XHKL-FM
- Xalapa, Veracruz; Mexico;
- Frequency: 93.7 FM
- Branding: Magia

Programming
- Format: Spanish oldies

Ownership
- Owner: Avanradio; (XEKL, S.A.);
- Sister stations: XHJA-FM, XHTZ-FM, XHOT-FM

History
- First air date: April 11, 1942
- Former call signs: XEKL-AM
- Former frequencies: 550 kHz

Technical information
- Licensing authority: CRT
- Class: B1
- ERP: 25 kW
- HAAT: 154.10 m
- Transmitter coordinates: 19°32′21″N 96°54′20″W﻿ / ﻿19.53917°N 96.90556°W

Links
- Webcast: sc10.conectarhosting.com/..
- Website: magia937.com

= XHKL-FM =

Radio station in Xalapa, Veracruz, Mexico

XHKL-FM is a radio station on 93.7 FM in Xalapa, Veracruz, Mexico.
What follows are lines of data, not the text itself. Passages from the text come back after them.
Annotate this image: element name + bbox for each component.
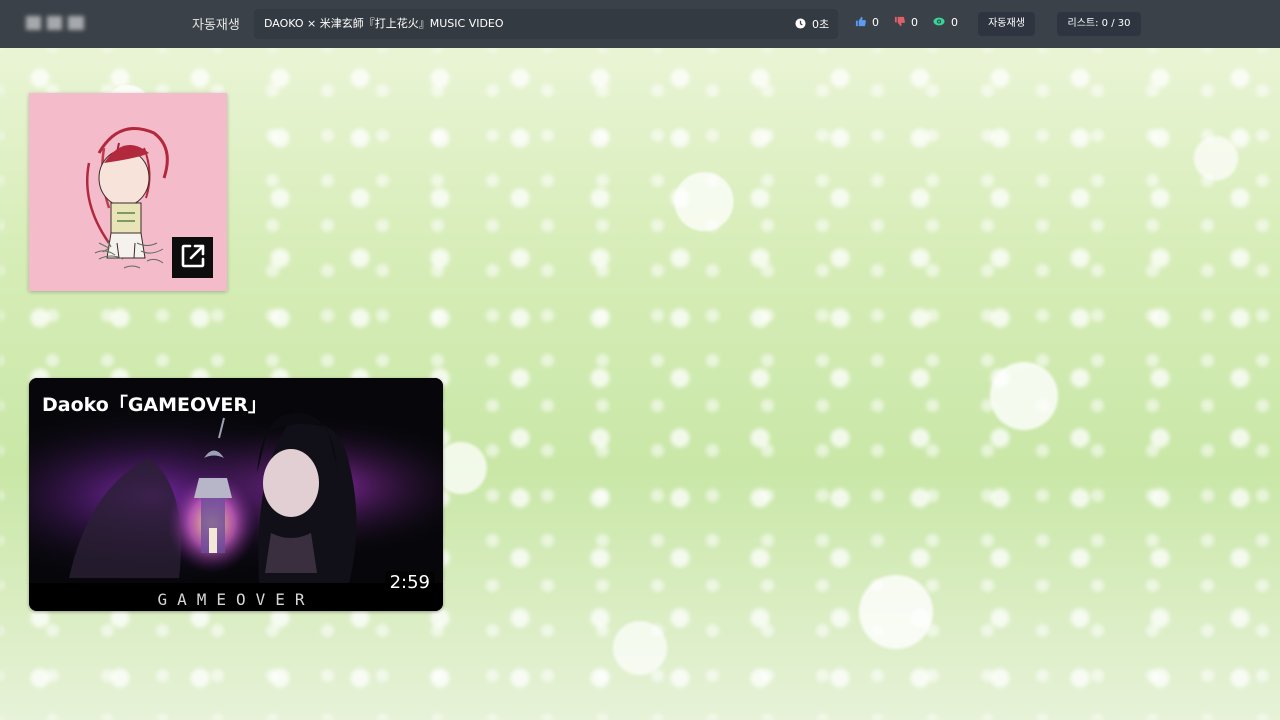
like-value: 0 (872, 16, 879, 29)
like-count[interactable]: 0 (855, 16, 879, 29)
video-caption: GAMEOVER (157, 590, 315, 609)
views-value: 0 (951, 16, 958, 29)
video-card[interactable]: Daoko「GAMEOVER」 2:59 GAMEOVER (29, 378, 443, 611)
site-logo[interactable] (26, 16, 84, 30)
autoplay-label: 자동재생 (192, 18, 240, 33)
dislike-value: 0 (911, 16, 918, 29)
elapsed-time: 0초 (795, 16, 829, 32)
autoplay-button[interactable]: 자동재생 (978, 12, 1035, 36)
thumbs-up-icon (855, 16, 866, 29)
open-external-icon (178, 241, 208, 275)
thumbs-down-icon (894, 16, 905, 29)
top-bar: 자동재생 DAOKO × 米津玄師『打上花火』MUSIC VIDEO 0초 0 … (0, 0, 1280, 48)
view-count: 0 (933, 16, 958, 29)
clock-icon (795, 17, 806, 31)
open-external-button[interactable] (172, 237, 213, 278)
video-title: Daoko「GAMEOVER」 (42, 394, 267, 416)
playlist-button[interactable]: 리스트: 0 / 30 (1057, 12, 1141, 36)
now-playing-title: DAOKO × 米津玄師『打上花火』MUSIC VIDEO (254, 9, 838, 39)
elapsed-value: 0초 (812, 18, 830, 31)
dislike-count[interactable]: 0 (894, 16, 918, 29)
eye-icon (933, 16, 945, 29)
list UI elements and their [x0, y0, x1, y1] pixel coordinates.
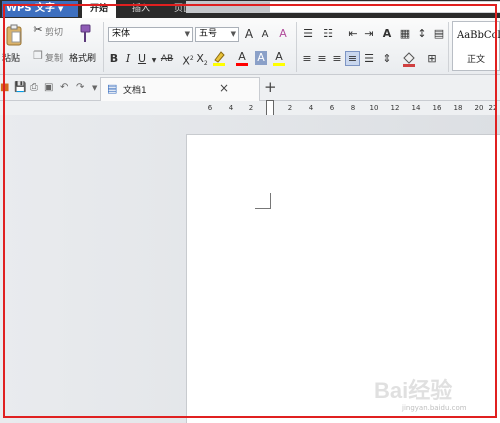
watermark-text: Bai经验: [374, 378, 452, 403]
ribbon-divider: [296, 22, 297, 72]
superscript-button[interactable]: X2: [182, 52, 194, 69]
line-spacing-icon[interactable]: ⇕: [380, 52, 394, 66]
underline-button[interactable]: U: [136, 52, 148, 66]
print-icon[interactable]: ⎙: [30, 81, 38, 95]
subscript-x: X: [196, 52, 204, 65]
ruler-tick: 6: [207, 104, 213, 112]
chevron-down-icon[interactable]: ▼: [92, 81, 97, 95]
ribbon-toolbar: 粘贴 ✂ 剪切 ❐ 复制 格式刷 宋体 ▼ 五号 ▼ A A A B I U ▼ A…: [0, 18, 500, 75]
app-title: WPS 文字: [6, 3, 56, 14]
style-preview-text: AaBbCcDd: [457, 30, 500, 41]
strikethrough-button[interactable]: AB: [158, 52, 176, 66]
ruler-tick: 2: [248, 104, 254, 112]
watermark-url: jingyan.baidu.com: [402, 404, 467, 412]
redo-icon[interactable]: ↷: [76, 81, 84, 95]
indent-marker[interactable]: [266, 100, 274, 116]
ruler-tick: 22: [488, 104, 498, 112]
document-tab-label: 文档1: [123, 86, 147, 96]
subscript-button[interactable]: X2: [196, 52, 208, 71]
font-color-button[interactable]: A: [236, 50, 248, 66]
font-name-select[interactable]: 宋体 ▼: [108, 27, 193, 42]
align-left-icon[interactable]: ≡: [300, 52, 314, 66]
copy-icon[interactable]: ❐: [32, 49, 44, 63]
paste-button[interactable]: 粘贴: [2, 51, 20, 64]
ruler-tick: 10: [369, 104, 379, 112]
close-tab-button[interactable]: ×: [219, 81, 229, 95]
dropdown-caret-icon: ▼: [58, 5, 64, 13]
char-shading-button[interactable]: A: [255, 51, 267, 65]
ruler-tick: 20: [474, 104, 484, 112]
chevron-down-icon: ▼: [184, 30, 190, 38]
format-painter-button[interactable]: 格式刷: [69, 51, 96, 64]
chevron-down-icon[interactable]: ▼: [150, 54, 158, 68]
ribbon-divider: [103, 22, 104, 72]
copy-button[interactable]: 复制: [45, 51, 63, 64]
open-folder-icon[interactable]: ■: [0, 81, 9, 95]
text-direction-icon[interactable]: A: [380, 27, 394, 41]
document-icon: ▤: [107, 82, 118, 95]
ruler-tick: 16: [432, 104, 442, 112]
increase-indent-icon[interactable]: ⇥: [362, 27, 376, 41]
undo-icon[interactable]: ↶: [60, 81, 68, 95]
highlight-color-swatch: [273, 63, 285, 66]
align-center-icon[interactable]: ≡: [315, 52, 329, 66]
grow-font-button[interactable]: A: [243, 27, 255, 41]
text-highlight-letter: A: [275, 50, 283, 63]
bullet-list-icon[interactable]: ☰: [300, 27, 316, 41]
align-right-icon[interactable]: ≡: [330, 52, 344, 66]
highlighter-icon[interactable]: [212, 50, 226, 70]
app-menu-button[interactable]: WPS 文字 ▼: [2, 1, 78, 17]
text-highlight-button[interactable]: A: [272, 50, 286, 66]
borders-icon[interactable]: ⊞: [425, 52, 439, 66]
justify-icon[interactable]: ≡: [345, 51, 360, 66]
ruler-tick: 4: [308, 104, 314, 112]
font-color-swatch: [236, 63, 248, 66]
style-gallery-normal[interactable]: AaBbCcDd 正文: [452, 21, 500, 71]
document-tab-bar: ■ 💾 ⎙ ▣ ↶ ↷ ▼ ▤ 文档1 × +: [0, 75, 500, 101]
subscript-mark: 2: [203, 60, 208, 68]
ruler-tick: 6: [329, 104, 335, 112]
bold-button[interactable]: B: [108, 52, 120, 66]
save-icon[interactable]: 💾: [14, 81, 26, 95]
numbered-list-icon[interactable]: ☷: [320, 27, 336, 41]
decrease-indent-icon[interactable]: ⇤: [346, 27, 360, 41]
superscript-x: X: [182, 54, 190, 68]
clear-formatting-button[interactable]: A: [276, 27, 290, 41]
table-grid-icon[interactable]: ▦: [398, 27, 412, 41]
ruler-tick: 8: [350, 104, 356, 112]
font-color-letter: A: [238, 50, 246, 63]
ruler-tick: 18: [453, 104, 463, 112]
paste-icon[interactable]: [4, 24, 24, 46]
format-painter-icon[interactable]: [74, 24, 94, 44]
baidu-watermark: Bai经验: [372, 372, 492, 408]
ribbon-divider: [448, 22, 449, 72]
tab-insert[interactable]: 插入: [124, 0, 158, 18]
font-name-value: 宋体: [112, 29, 131, 39]
distribute-icon[interactable]: ☰: [362, 52, 376, 66]
show-marks-icon[interactable]: ▤: [432, 27, 446, 41]
ruler-tick: 4: [228, 104, 234, 112]
tab-document[interactable]: ▤ 文档1 ×: [100, 77, 260, 101]
new-tab-button[interactable]: +: [264, 77, 277, 97]
ruler-tick: 12: [390, 104, 400, 112]
tab-home[interactable]: 开始: [82, 0, 116, 18]
chevron-down-icon: ▼: [230, 30, 236, 38]
font-size-select[interactable]: 五号 ▼: [195, 27, 239, 42]
sort-icon[interactable]: ↕: [416, 27, 428, 41]
shrink-font-button[interactable]: A: [259, 28, 271, 42]
paint-bucket-icon[interactable]: [402, 51, 416, 71]
page-margin-corner-mark: [255, 193, 271, 209]
ruler-margin-region: [186, 1, 270, 13]
font-size-value: 五号: [199, 29, 218, 39]
italic-button[interactable]: I: [123, 52, 133, 66]
print-preview-icon[interactable]: ▣: [44, 81, 53, 95]
ruler-tick: 2: [287, 104, 293, 112]
ruler-tick: 14: [411, 104, 421, 112]
style-name: 正文: [467, 55, 486, 65]
scissors-icon[interactable]: ✂: [32, 23, 44, 37]
superscript-mark: 2: [189, 55, 194, 62]
cut-button[interactable]: 剪切: [45, 25, 63, 38]
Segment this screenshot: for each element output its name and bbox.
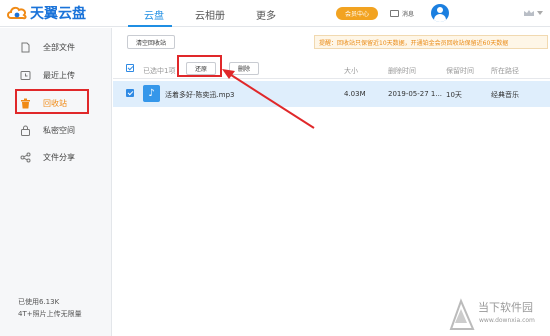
sidebar-item-label: 私密空间 <box>43 125 75 135</box>
crown-icon[interactable] <box>523 9 535 17</box>
sidebar: 全部文件 最近上传 回收站 私密空间 文件分享 已使用6.13K 4T+照片上传… <box>0 28 112 336</box>
sidebar-item-recent-uploads[interactable]: 最近上传 <box>0 64 112 86</box>
file-path[interactable]: 经典音乐 <box>491 90 519 100</box>
storage-quota[interactable]: 4T+照片上传无限量 <box>18 309 82 319</box>
file-icon <box>21 42 30 52</box>
sidebar-item-private-space[interactable]: 私密空间 <box>0 119 112 141</box>
selected-count: 已选中1项 <box>143 67 176 75</box>
avatar-body <box>434 14 446 22</box>
column-path[interactable]: 所在路径 <box>491 66 519 76</box>
watermark-url: www.downxia.com <box>479 317 535 324</box>
column-deleted-time[interactable]: 删除时间 <box>388 66 416 76</box>
avatar[interactable] <box>431 4 449 22</box>
recycle-bin-highlight-box <box>15 89 89 114</box>
storage-usage: 已使用6.13K <box>18 298 60 306</box>
vip-center-button[interactable]: 会员中心 <box>336 7 378 20</box>
select-all-checkbox[interactable] <box>126 64 134 72</box>
clock-icon <box>20 70 31 80</box>
nav-more[interactable]: 更多 <box>256 7 276 22</box>
sidebar-item-label: 全部文件 <box>43 42 75 52</box>
watermark-text: 当下软件园 <box>478 301 533 314</box>
logo-text: 天翼云盘 <box>30 6 86 22</box>
music-file-icon: ♪ <box>143 85 160 102</box>
file-retention: 10天 <box>446 91 462 99</box>
top-bar: 天翼云盘 云盘 云相册 更多 会员中心 消息 <box>0 0 550 27</box>
retention-notice: 提醒：回收站只保留近10天数据，开通铂金会员回收站保留近60天数据 <box>314 35 548 49</box>
nav-cloud-disk[interactable]: 云盘 <box>144 7 164 22</box>
clear-recycle-bin-button[interactable]: 清空回收站 <box>127 35 175 49</box>
sidebar-item-all-files[interactable]: 全部文件 <box>0 36 112 58</box>
app-logo[interactable]: 天翼云盘 <box>6 4 86 22</box>
share-icon <box>20 152 31 162</box>
file-size: 4.03M <box>344 90 366 98</box>
messages-label: 消息 <box>402 11 415 18</box>
nav-cloud-album[interactable]: 云相册 <box>195 7 225 22</box>
column-retention[interactable]: 保留时间 <box>446 66 474 76</box>
message-icon <box>390 10 399 17</box>
avatar-head <box>437 7 443 13</box>
sidebar-item-label: 最近上传 <box>43 70 75 80</box>
cloud-logo-icon <box>7 6 27 20</box>
file-name[interactable]: 活着多好-陈奕迅.mp3 <box>165 90 234 100</box>
sidebar-item-file-share[interactable]: 文件分享 <box>0 146 112 168</box>
lock-icon <box>21 125 30 136</box>
sidebar-item-label: 文件分享 <box>43 152 75 162</box>
file-deleted-time: 2019-05-27 1... <box>388 90 443 98</box>
restore-highlight-box <box>177 55 222 77</box>
row-checkbox[interactable] <box>126 89 134 97</box>
column-size[interactable]: 大小 <box>344 66 358 76</box>
nav-active-underline <box>128 25 172 27</box>
delete-button[interactable]: 删除 <box>229 62 259 75</box>
toolbar: 清空回收站 提醒：回收站只保留近10天数据，开通铂金会员回收站保留近60天数据 <box>113 28 550 56</box>
messages-button[interactable]: 消息 <box>390 7 414 20</box>
table-row[interactable]: ♪ 活着多好-陈奕迅.mp3 4.03M 2019-05-27 1... 10天… <box>113 81 550 107</box>
chevron-down-icon[interactable] <box>537 11 543 15</box>
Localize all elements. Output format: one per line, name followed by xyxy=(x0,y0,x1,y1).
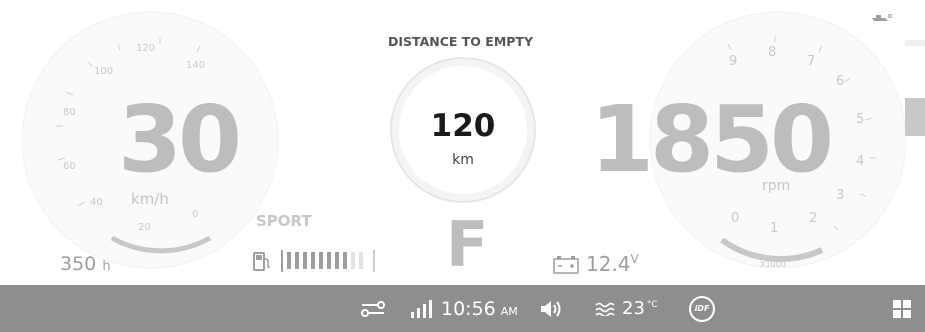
idf-label: iDF xyxy=(694,304,710,313)
water-temp-icon xyxy=(595,285,617,332)
battery-voltage-value: 12.4 xyxy=(586,252,631,276)
speed-value: 30 xyxy=(118,86,242,193)
speed-tick-label: 140 xyxy=(186,60,206,71)
gear-indicator: F xyxy=(446,208,489,281)
speed-unit: km/h xyxy=(131,190,169,208)
speed-tick-label: 20 xyxy=(138,222,151,233)
dte-title: DISTANCE TO EMPTY xyxy=(388,34,534,49)
fuel-segment xyxy=(351,252,355,269)
rpm-tick-label: 2 xyxy=(809,211,818,226)
water-temperature: 23 °C xyxy=(622,285,658,332)
clock: 10:56 AM xyxy=(441,285,518,332)
clock-ampm: AM xyxy=(500,304,518,318)
engine-hours: 350 h xyxy=(60,253,111,275)
battery-voltage-unit: V xyxy=(630,252,639,266)
clock-time: 10:56 xyxy=(441,297,496,320)
drive-mode: SPORT xyxy=(256,212,312,230)
fuel-segment xyxy=(327,252,331,269)
speed-tick-label: 80 xyxy=(63,107,76,118)
speed-tick-label: 60 xyxy=(63,161,76,172)
speed-tick-label: 100 xyxy=(94,66,114,77)
rpm-multiplier: X1000 xyxy=(760,260,786,269)
rpm-tick-label: 7 xyxy=(807,54,816,69)
boat-trim-icon xyxy=(871,8,893,27)
speed-tick-label: 0 xyxy=(192,209,199,220)
apps-grid-icon[interactable] xyxy=(893,285,911,332)
fuel-segment xyxy=(335,252,339,269)
rpm-tick-label: 8 xyxy=(768,45,777,60)
rpm-tick-label: 5 xyxy=(856,112,865,127)
rpm-tick-label: 9 xyxy=(729,54,738,69)
rpm-tick-label: 4 xyxy=(856,154,865,169)
rpm-value: 1850 xyxy=(590,86,834,193)
signal-icon xyxy=(410,285,432,332)
rpm-tick-label: 1 xyxy=(770,221,779,236)
fuel-segment xyxy=(319,252,323,269)
battery-voltage: 12.4V xyxy=(586,252,639,276)
engine-hours-unit: h xyxy=(102,259,111,274)
engine-hours-value: 350 xyxy=(60,253,97,275)
idf-icon[interactable]: iDF xyxy=(689,285,715,332)
fuel-segment xyxy=(287,252,291,269)
battery-icon xyxy=(553,256,579,278)
dte-unit: km xyxy=(452,152,474,168)
dte-value: 120 xyxy=(430,108,496,144)
fuel-segment xyxy=(311,252,315,269)
rpm-tick-label: 6 xyxy=(836,74,845,89)
fuel-segment xyxy=(295,252,299,269)
fuel-segment xyxy=(359,252,363,269)
speed-tick-label: 40 xyxy=(90,197,103,208)
fuel-level-segments xyxy=(281,250,375,272)
rpm-tick-label: 0 xyxy=(731,211,740,226)
connection-icon[interactable] xyxy=(360,285,386,332)
volume-icon[interactable] xyxy=(539,285,563,332)
water-temp-value: 23 xyxy=(622,298,645,319)
fuel-level-bar xyxy=(281,249,375,273)
water-temp-unit: °C xyxy=(646,299,658,310)
fuel-pump-icon xyxy=(252,250,272,276)
status-bar: 10:56 AM 23 °C iDF xyxy=(0,285,925,332)
rpm-unit: rpm xyxy=(762,178,791,194)
rpm-tick-label: 3 xyxy=(836,188,845,203)
fuel-segment xyxy=(343,252,347,269)
speed-tick-label: 120 xyxy=(136,43,156,54)
fuel-segment xyxy=(303,252,307,269)
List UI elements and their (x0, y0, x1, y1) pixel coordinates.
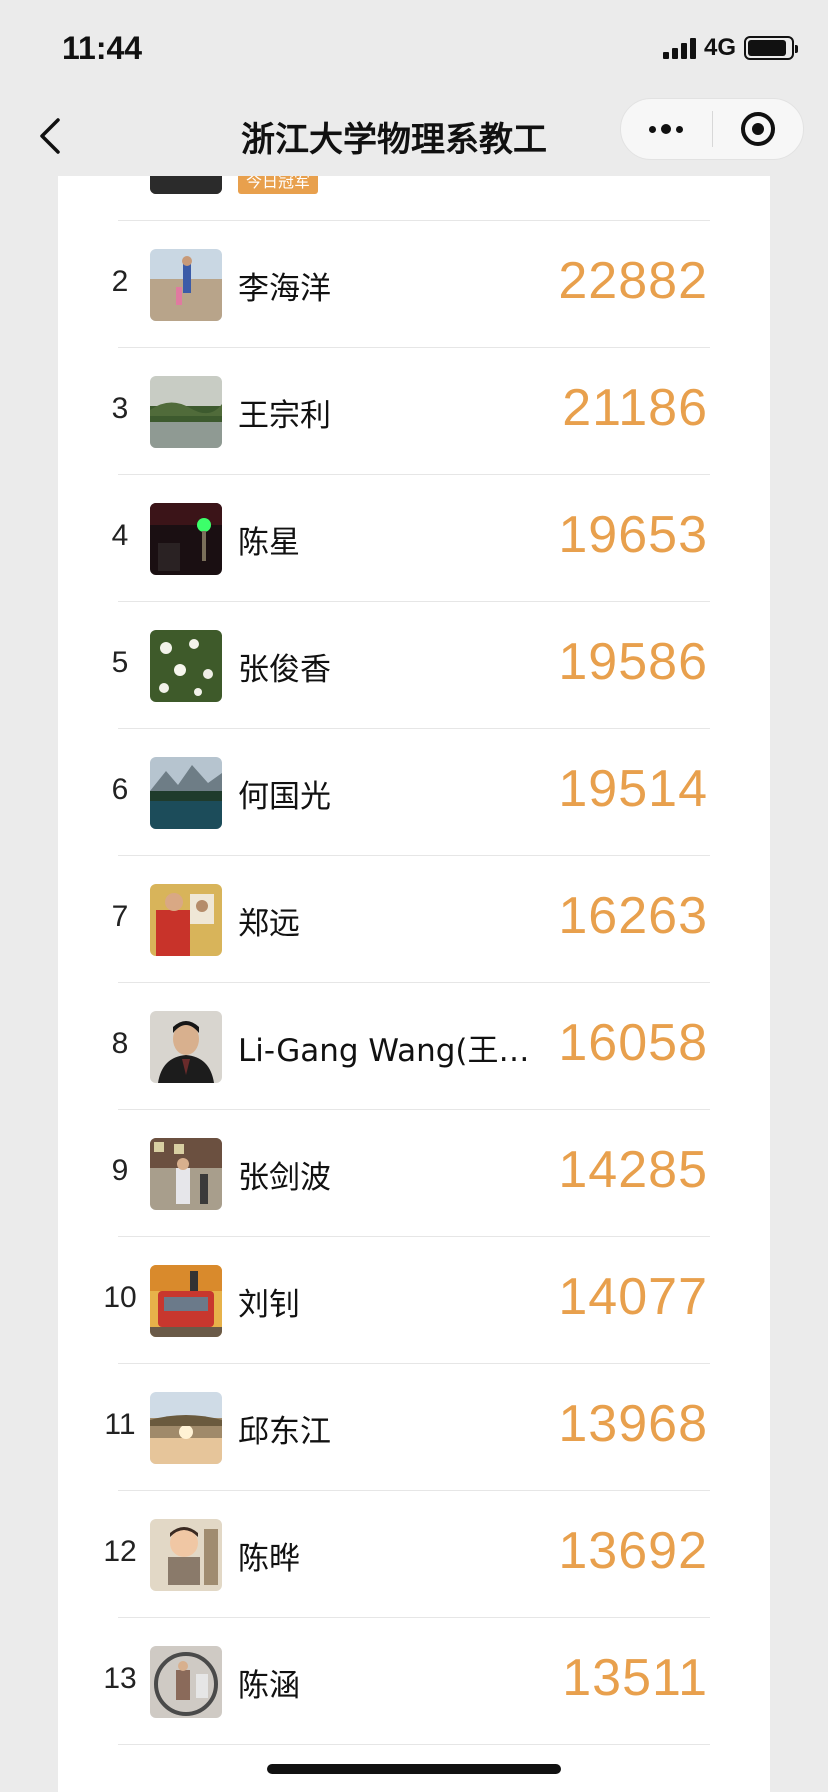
user-name: 邱东江 (238, 1414, 331, 1450)
avatar-image (150, 376, 222, 448)
user-avatar[interactable] (150, 1011, 222, 1083)
leaderboard-row[interactable]: 9 张剑波 14285 (58, 1110, 770, 1237)
leaderboard-row[interactable]: 10 刘钊 14077 (58, 1237, 770, 1364)
status-time: 11:44 (62, 30, 143, 66)
home-indicator (267, 1764, 561, 1774)
user-name: 刘钊 (238, 1287, 300, 1323)
avatar-image (150, 249, 222, 321)
target-icon (740, 112, 775, 146)
step-count: 14077 (558, 1268, 708, 1326)
signal-icon (662, 37, 696, 59)
user-avatar[interactable] (150, 1392, 222, 1464)
user-avatar[interactable] (150, 249, 222, 321)
rank-number: 5 (111, 646, 129, 679)
user-name: 王宗利 (238, 398, 331, 434)
rank-number: 8 (111, 1027, 129, 1060)
avatar-image (150, 630, 222, 702)
leaderboard-row[interactable]: 13 陈涵 13511 (58, 1618, 770, 1745)
avatar-image (150, 1392, 222, 1464)
user-name: 张俊香 (238, 652, 331, 688)
step-count: 13511 (562, 1649, 708, 1707)
step-count: 13692 (558, 1522, 708, 1580)
step-count: 21186 (562, 379, 708, 437)
avatar-image (150, 176, 222, 194)
rank-number: 2 (111, 265, 129, 298)
step-count: 16058 (558, 1014, 708, 1072)
leaderboard-row[interactable]: 7 郑远 16263 (58, 856, 770, 983)
status-bar: 11:44 4G (0, 0, 828, 96)
navigation-bar: 浙江大学物理系教工 (0, 96, 828, 176)
step-count: 22882 (558, 252, 708, 310)
user-avatar[interactable] (150, 1265, 222, 1337)
user-name: 陈涵 (238, 1668, 300, 1704)
user-name: 何国光 (238, 779, 331, 815)
user-name: Li-Gang Wang(王… (238, 1033, 530, 1069)
user-name: 郑远 (238, 906, 300, 942)
avatar-image (150, 1265, 222, 1337)
user-avatar[interactable] (150, 376, 222, 448)
rank-number: 9 (111, 1154, 129, 1187)
more-dots-icon (649, 124, 684, 134)
rank-number: 3 (111, 392, 129, 425)
rank-number: 11 (104, 1408, 136, 1441)
rank-number: 6 (111, 773, 129, 806)
step-count: 19586 (558, 633, 708, 691)
leaderboard-row[interactable]: 12 陈晔 13692 (58, 1491, 770, 1618)
user-avatar[interactable] (150, 176, 222, 194)
status-indicators: 4G (662, 34, 798, 62)
avatar-image (150, 1519, 222, 1591)
user-avatar[interactable] (150, 1646, 222, 1718)
leaderboard-list: 1 李敏源 今日冠军 31039 2 李海洋 22882 3 王宗利 21186… (58, 176, 770, 1745)
user-avatar[interactable] (150, 1519, 222, 1591)
avatar-image (150, 1646, 222, 1718)
step-count: 16263 (558, 887, 708, 945)
more-button[interactable] (621, 98, 712, 160)
user-name: 陈晔 (238, 1541, 300, 1577)
rank-number: 7 (111, 900, 129, 933)
leaderboard-row[interactable]: 1 李敏源 今日冠军 31039 (58, 176, 770, 221)
network-label: 4G (703, 34, 736, 61)
step-count: 14285 (558, 1141, 708, 1199)
user-avatar[interactable] (150, 630, 222, 702)
leaderboard-row[interactable]: 5 张俊香 19586 (58, 602, 770, 729)
avatar-image (150, 1011, 222, 1083)
battery-icon (744, 36, 798, 60)
battery-cap (795, 45, 798, 53)
leaderboard-card: 1 李敏源 今日冠军 31039 2 李海洋 22882 3 王宗利 21186… (58, 176, 770, 1792)
avatar-image (150, 884, 222, 956)
user-name: 李海洋 (238, 271, 331, 307)
user-name: 陈星 (238, 525, 300, 561)
step-count: 31039 (558, 176, 708, 184)
rank-number: 10 (103, 1281, 137, 1314)
user-name: 张剑波 (238, 1160, 331, 1196)
step-count: 13968 (558, 1395, 708, 1453)
leaderboard-row[interactable]: 8 Li-Gang Wang(王… 16058 (58, 983, 770, 1110)
step-count: 19514 (558, 760, 708, 818)
user-avatar[interactable] (150, 884, 222, 956)
rank-number: 12 (103, 1535, 137, 1568)
mini-program-capsule (620, 98, 804, 160)
leaderboard-row[interactable]: 11 邱东江 13968 (58, 1364, 770, 1491)
rank-number: 4 (111, 519, 129, 552)
leaderboard-row[interactable]: 3 王宗利 21186 (58, 348, 770, 475)
battery-fill (748, 40, 786, 56)
rank-number: 13 (103, 1662, 137, 1695)
user-avatar[interactable] (150, 503, 222, 575)
avatar-image (150, 757, 222, 829)
avatar-image (150, 503, 222, 575)
leaderboard-row[interactable]: 6 何国光 19514 (58, 729, 770, 856)
close-mini-program-button[interactable] (713, 98, 804, 160)
user-avatar[interactable] (150, 757, 222, 829)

It is owned by Avanradio and is known as Magia.

==History==
XEKL-AM 550 received its concession on January 8, 1942. The first radio station in Xalapa, XEKL was owned by Carlos Ferráez Matos until 1967 and broadcast with 1,000 watts day and 250 watts night. Daytime power later increased to 5,000 watts. In 2016, Ferráez Matos was honored with a commemorative ticket issued by the National Lottery.

In 2010, XEKL was cleared to migrate to FM as XHKL-FM 93.7.